Within the first inning of the game, the second batter hit a pop-up foul ball. DeJesus claims she looked up to see where the ball had gone when it hit her in the face.
She suffered several fractured facial bones and permanent blindness in her left eye as a result of the hit.
DeJesus sued South Shore Baseball and the Steel Yard, accusing the defendants of negligence in failing to make sure the premises was reasonably safe for guests and of failing to design, construct and maintain the ballpark with sufficient protective screening. She also alleged they breached their duty to her because they failed to extend the protective netting far enough along the foul ball line.
South Shore Baseball responded by seeking summary judgment, arguing it fulfilled its duty to warn her of known dangers.
However, DeJesus contended the design of the stadium was not sufficient.
Ultimately, Judge Calvin Hawkins of the Lake Superior Court denied South Shore Baseball’s summary judgment motion. The defendant appealed.
The Court of Appeals concluded there was no genuine issue of material fact as to either DeJesus’s premises liability claim or her negligence claim.
Therefore, it reversed the trial court’s decision and remanded the case with directions to grant South Shore Baseball’s summary judgment.
The Supreme Court granted transfer and agreed with the appeals court.
The Indianapolis Indians filed a friend-of-the-court brief and urged the court to adopt the Baseball Rule, which holds that a ballpark operator that “provides screening behind home plate sufficient to meet ordinary demand for protected seating has fulfilled its duty with respect to screening and cannot be subjected to liability for injuries resulting to a spectator by an object leaving the playing field.”
Massa declined the use of the Baseball Rule.
“Although we appreciate a well-turned double play,” Massa wrote, “we will take this particular pitch.”
South Shore Baseball claims the Court of Appeals adopted the Baseball Rule 70 years ago in the Emhardt decision, where the court concluded that baseball fans assume ordinary hazards of the game when choosing a seat in an unscreened portion of the stadium.
However, Massa held that the Baseball Rule is not applicable here due to the Indiana Comparative Fault Act.
“[W]e are not convinced that any sport, even our national pastime, merits its own special rule of liability,” he wrote.

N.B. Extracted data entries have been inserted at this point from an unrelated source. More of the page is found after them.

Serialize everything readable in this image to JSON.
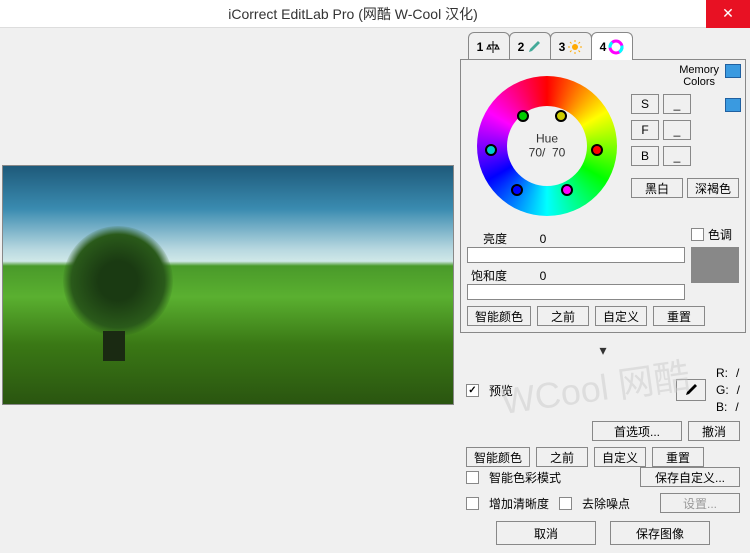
{
  "window": {
    "title": "iCorrect EditLab Pro  (网酷 W-Cool 汉化)"
  },
  "tabs": [
    {
      "num": "1",
      "icon": "balance-icon"
    },
    {
      "num": "2",
      "icon": "eyedropper-icon"
    },
    {
      "num": "3",
      "icon": "brightness-icon"
    },
    {
      "num": "4",
      "icon": "color-wheel-icon"
    }
  ],
  "memory_colors_label": "Memory\nColors",
  "hue": {
    "label": "Hue",
    "left": "70/",
    "right": "70"
  },
  "sfb": {
    "s": "S",
    "f": "F",
    "b": "B",
    "dash": "_"
  },
  "bw_btn": "黑白",
  "sepia_btn": "深褐色",
  "brightness": {
    "label": "亮度",
    "value": "0"
  },
  "saturation": {
    "label": "饱和度",
    "value": "0"
  },
  "tint_label": "色调",
  "panel_buttons": {
    "smart": "智能颜色",
    "before": "之前",
    "custom": "自定义",
    "reset": "重置"
  },
  "preview_label": "预览",
  "rgb": {
    "r": "R:",
    "g": "G:",
    "b": "B:",
    "slash": "/"
  },
  "prefs_btn": "首选项...",
  "undo_btn": "撤消",
  "row2": {
    "smart": "智能颜色",
    "before": "之前",
    "custom": "自定义",
    "reset": "重置"
  },
  "smart_mode_label": "智能色彩模式",
  "save_custom_btn": "保存自定义...",
  "sharpen_label": "增加清晰度",
  "denoise_label": "去除噪点",
  "settings_btn": "设置...",
  "cancel_btn": "取消",
  "save_image_btn": "保存图像"
}
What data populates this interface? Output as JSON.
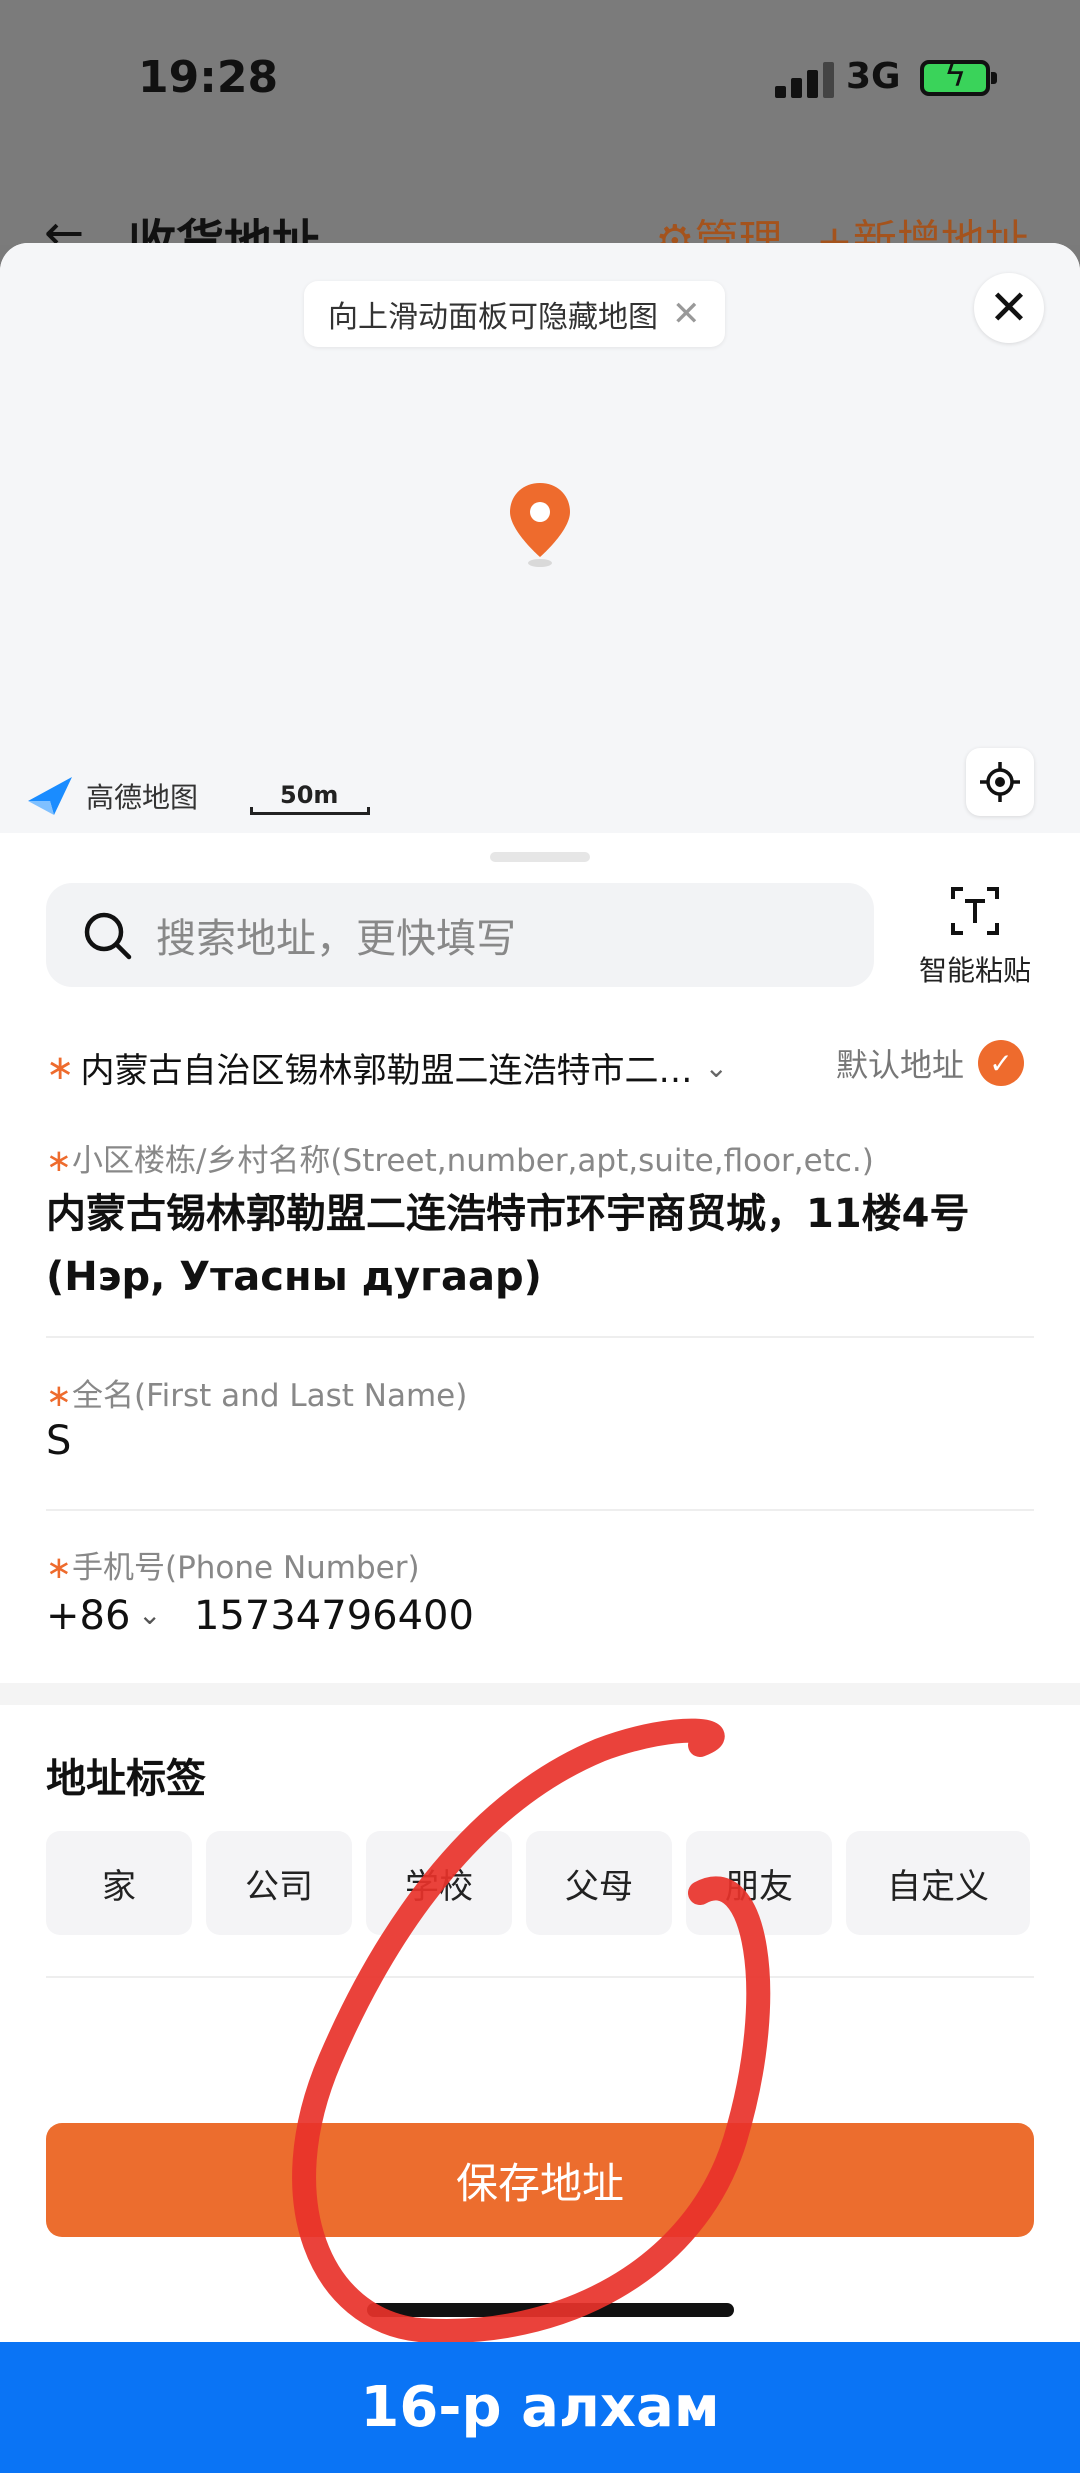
{
  "status_bar": {
    "time": "19:28",
    "network": "3G"
  },
  "behind_header": {
    "back_icon": "arrow-left-icon",
    "title": "收货地址",
    "manage": "⚙管理",
    "add": "+新增地址"
  },
  "map": {
    "hint": "向上滑动面板可隐藏地图",
    "hint_close": "✕",
    "close": "✕",
    "brand": "高德地图",
    "scale": "50m",
    "pin_color": "#ee6b2d"
  },
  "search": {
    "placeholder": "搜索地址，更快填写",
    "paste_label": "智能粘贴"
  },
  "region": {
    "value": "内蒙古自治区锡林郭勒盟二连浩特市二…",
    "chevron": "⌄"
  },
  "default_address": {
    "label": "默认地址",
    "checked": true
  },
  "street": {
    "label": "小区楼栋/乡村名称(Street,number,apt,suite,floor,etc.)",
    "value": "内蒙古锡林郭勒盟二连浩特市环宇商贸城，11楼4号(Нэр, Утасны дугаар)"
  },
  "name": {
    "label": "全名(First and Last Name)",
    "value": "S"
  },
  "phone": {
    "label": "手机号(Phone Number)",
    "code": "+86",
    "chevron": "⌄",
    "value": "15734796400"
  },
  "required_mark": "∗",
  "tags": {
    "title": "地址标签",
    "items": [
      "家",
      "公司",
      "学校",
      "父母",
      "朋友",
      "自定义"
    ]
  },
  "save_button": "保存地址",
  "footer": "16-р алхам",
  "colors": {
    "accent": "#ec6d2e",
    "footer_bg": "#0a74f5",
    "annotation": "#e8322a"
  }
}
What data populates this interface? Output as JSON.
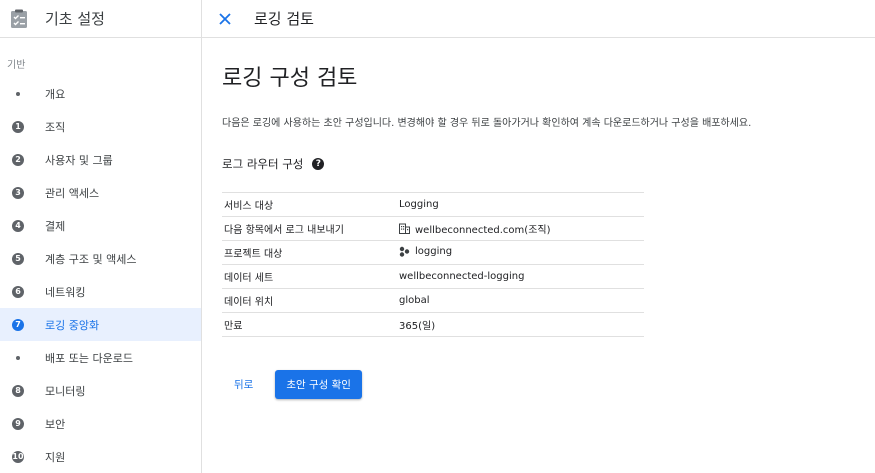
{
  "sidebar": {
    "title": "기초 설정",
    "section_label": "기반",
    "items": [
      {
        "marker": "",
        "label": "개요",
        "type": "dot"
      },
      {
        "marker": "1",
        "label": "조직",
        "type": "num"
      },
      {
        "marker": "2",
        "label": "사용자 및 그룹",
        "type": "num"
      },
      {
        "marker": "3",
        "label": "관리 액세스",
        "type": "num"
      },
      {
        "marker": "4",
        "label": "결제",
        "type": "num"
      },
      {
        "marker": "5",
        "label": "계층 구조 및 액세스",
        "type": "num"
      },
      {
        "marker": "6",
        "label": "네트워킹",
        "type": "num"
      },
      {
        "marker": "7",
        "label": "로깅 중앙화",
        "type": "num",
        "active": true
      },
      {
        "marker": "",
        "label": "배포 또는 다운로드",
        "type": "dot"
      },
      {
        "marker": "8",
        "label": "모니터링",
        "type": "num"
      },
      {
        "marker": "9",
        "label": "보안",
        "type": "num"
      },
      {
        "marker": "10",
        "label": "지원",
        "type": "num"
      }
    ]
  },
  "topbar": {
    "close_icon": "close-icon",
    "title": "로깅 검토"
  },
  "main": {
    "title": "로깅 구성 검토",
    "description": "다음은 로깅에 사용하는 초안 구성입니다. 변경해야 할 경우 뒤로 돌아가거나 확인하여 계속 다운로드하거나 구성을 배포하세요.",
    "section_title": "로그 라우터 구성",
    "help_icon": "?",
    "rows": [
      {
        "key": "서비스 대상",
        "value": "Logging",
        "icon": ""
      },
      {
        "key": "다음 항목에서 로그 내보내기",
        "value": "wellbeconnected.com(조직)",
        "icon": "organization-icon"
      },
      {
        "key": "프로젝트 대상",
        "value": "logging",
        "icon": "project-icon"
      },
      {
        "key": "데이터 세트",
        "value": "wellbeconnected-logging",
        "icon": ""
      },
      {
        "key": "데이터 위치",
        "value": "global",
        "icon": ""
      },
      {
        "key": "만료",
        "value": "365(일)",
        "icon": ""
      }
    ],
    "back_label": "뒤로",
    "confirm_label": "초안 구성 확인"
  },
  "colors": {
    "accent": "#1a73e8",
    "active_bg": "#e8f0fe",
    "marker": "#5f6368"
  }
}
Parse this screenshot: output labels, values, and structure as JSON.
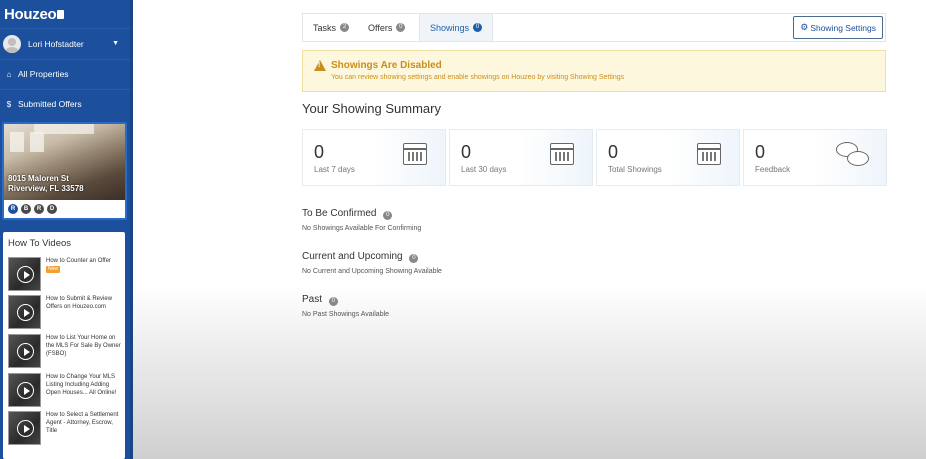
{
  "app": {
    "logo": "Houzeo"
  },
  "sidebar": {
    "user_name": "Lori Hofstadter",
    "nav": [
      {
        "label": "All Properties",
        "icon": "home-icon"
      },
      {
        "label": "Submitted Offers",
        "icon": "dollar-icon"
      }
    ],
    "property": {
      "address_line1": "8015 Maloren St",
      "address_line2": "Riverview, FL 33578",
      "status_icons": [
        "R",
        "B",
        "R",
        "D"
      ]
    },
    "videos": {
      "title": "How To Videos",
      "items": [
        {
          "title": "How to Counter an Offer",
          "badge": "New"
        },
        {
          "title": "How to Submit & Review Offers on Houzeo.com",
          "badge": ""
        },
        {
          "title": "How to List Your Home on the MLS For Sale By Owner (FSBO)",
          "badge": ""
        },
        {
          "title": "How to Change Your MLS Listing Including Adding Open Houses... All Online!",
          "badge": ""
        },
        {
          "title": "How to Select a Settlement Agent - Attorney, Escrow, Title",
          "badge": ""
        }
      ]
    }
  },
  "tabs": [
    {
      "label": "Tasks",
      "count": "2"
    },
    {
      "label": "Offers",
      "count": "0"
    },
    {
      "label": "Showings",
      "count": "0"
    }
  ],
  "settings_button": "Showing Settings",
  "alert": {
    "title": "Showings Are Disabled",
    "text": "You can review showing settings and enable showings on Houzeo by visiting Showing Settings"
  },
  "summary": {
    "title": "Your Showing Summary",
    "stats": [
      {
        "value": "0",
        "label": "Last 7 days",
        "icon": "calendar-icon"
      },
      {
        "value": "0",
        "label": "Last 30 days",
        "icon": "calendar-icon"
      },
      {
        "value": "0",
        "label": "Total Showings",
        "icon": "calendar-check-icon"
      },
      {
        "value": "0",
        "label": "Feedback",
        "icon": "chat-bubbles-icon"
      }
    ]
  },
  "sections": [
    {
      "title": "To Be Confirmed",
      "count": "0",
      "empty": "No Showings Available For Confirming"
    },
    {
      "title": "Current and Upcoming",
      "count": "0",
      "empty": "No Current and Upcoming Showing Available"
    },
    {
      "title": "Past",
      "count": "0",
      "empty": "No Past Showings Available"
    }
  ]
}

Massa explained that both parties agree South Shore Baseball warned DeJesus of the danger of foul balls by printing a warning on her ticket, posting a sign and making an announcement over the loudspeaker. Therefore, the defendant argued she should have recognized the danger and protected herself against it. The court agreed.
As for DeJesus’ argument that South Shore Baseball negligently failed to provide sufficient protective netting, Massa wrote that her claim fails as a matter of law because she did not allege an increased risk of harm and cannot establish reliance.
During her deposition, DeJesus admitted that she had seen foul balls enter the stands at the stadium at previous games and that a ball could potentially be hit in her direction.
The court agreed that the evidence shows DeJesus was not relying on the netting to protect her and concluded that summary judgment was proper.